CVA Statement on VA’s Suicide Hotline Negligence
Arlington, VA – The AP reported today that more than one-third of calls to a suicide hotline for troubled veterans are not being answered by front-line staffers due to “poor work habits” at the Department of Veteran Affairs (VA).
The news was buried in months-old emails from the hotline’s former director, who said that up to 40 percent of crisis calls roll-over to “back-up centers” despite the fact that some workers handle fewer than five calls per day and leave before their shifts end. The director, Greg Hughes, is no longer with the VA.
Concerned Veterans for America (CVA) Vice President of Policy and Communications Dan Caldwell issued the following statement:
“Veterans sacrificed their lives to defend our freedoms, and when they get home, they deserve the absolute best health care our country has to offer. It’s mind-blowing that Washington bureaucrats can stomach reading report after report on VA failures, and still sit there and do nothing.

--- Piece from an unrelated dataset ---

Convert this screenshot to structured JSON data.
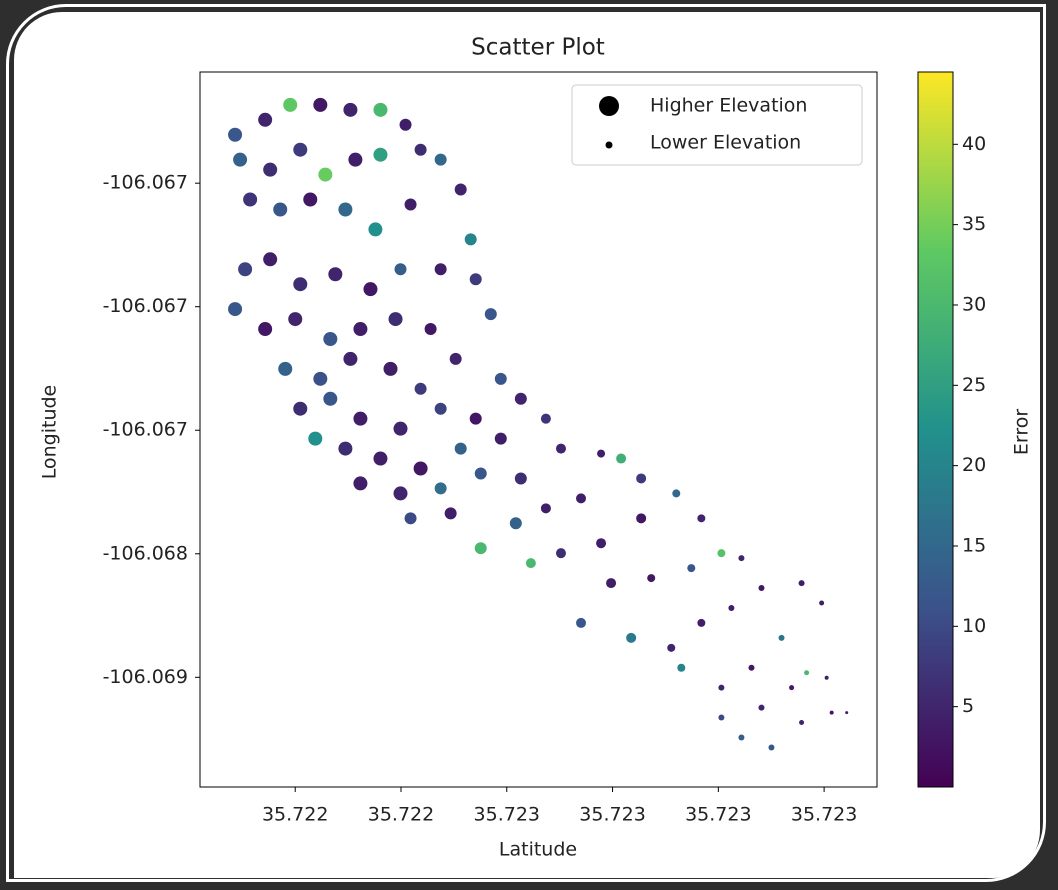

“There are reforms on the table right now that would prevent the ‘poor work habits’ happening at the suicide hotline. The VA Accountability First and Appeals Modernization Act would make it easier to fire workers who aren’t performing – just like those who were supposed to be manning the VA’s suicide hotline. Congress should pass meaningful accountability measures today in order to prevent further mistreatment of veterans at the VA.”

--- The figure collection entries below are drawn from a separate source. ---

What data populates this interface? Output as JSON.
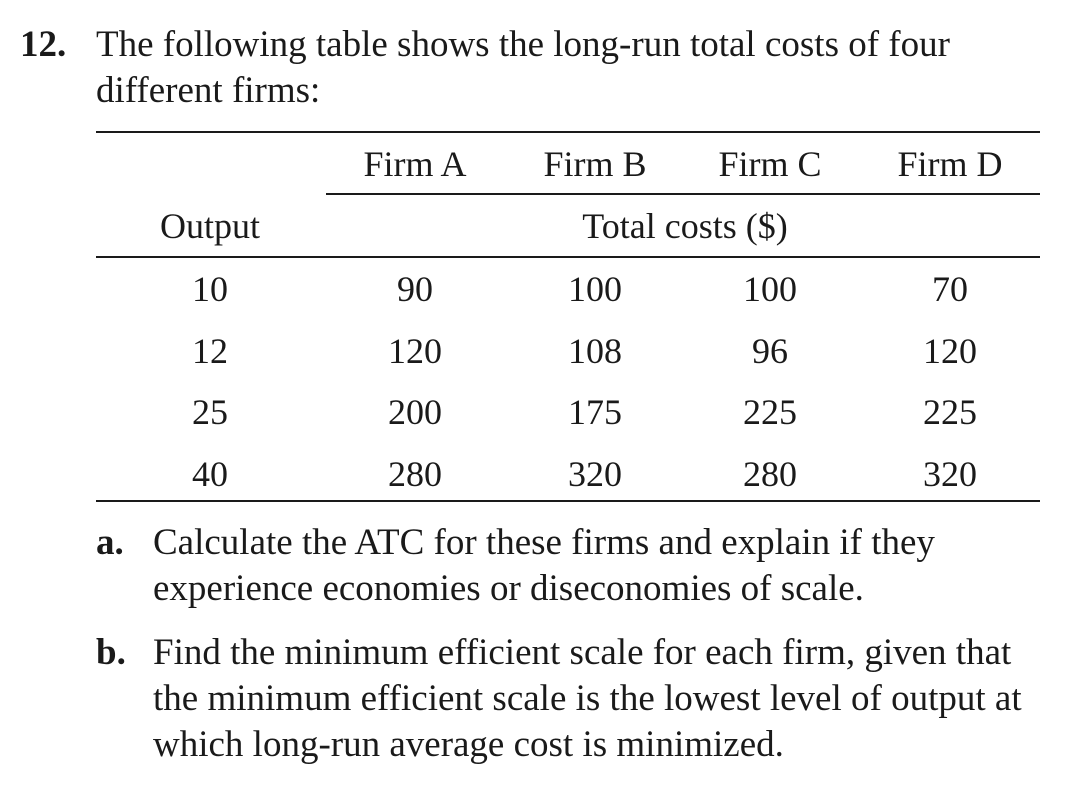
{
  "question": {
    "number": "12.",
    "text": "The following table shows the long-run total costs of four different firms:"
  },
  "table": {
    "firm_headers": [
      "Firm A",
      "Firm B",
      "Firm C",
      "Firm D"
    ],
    "output_header": "Output",
    "costs_header": "Total costs ($)",
    "rows": [
      {
        "output": "10",
        "a": "90",
        "b": "100",
        "c": "100",
        "d": "70"
      },
      {
        "output": "12",
        "a": "120",
        "b": "108",
        "c": "96",
        "d": "120"
      },
      {
        "output": "25",
        "a": "200",
        "b": "175",
        "c": "225",
        "d": "225"
      },
      {
        "output": "40",
        "a": "280",
        "b": "320",
        "c": "280",
        "d": "320"
      }
    ]
  },
  "parts": [
    {
      "label": "a.",
      "text": "Calculate the ATC for these firms and explain if they experience economies or diseconomies of scale."
    },
    {
      "label": "b.",
      "text": "Find the minimum efficient scale for each firm, given that the minimum efficient scale is the lowest level of output at which long-run average cost is minimized."
    }
  ]
}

The VA Accountability First and Appeals Modernization Act, H.R. 5620, was introduced by Rep. Jeff Miller (R-FL) in July and recently passed through the House with strong bipartisan support. The bill would expedite the removal of problem employees, increase the power of the VA Secretary to remove problem employees, and prevent bonuses for senior executives for the next five years. It also would provide unprecedented protections for whistleblowers and address some of the constitutional concerns that have been raised by opponents of previous accountability measures. Additionally, H.R. 5620 addresses the broken claims process – giving veterans more choices when it comes to appealing VA Regional Office’s initial decisions.
Two years ago, CVA launched the VA Accountability Project as an effort to hold the VA accountable for the wait times and inadequate care veterans suffer, as well as unethical behavior and misuse of resources as the VA.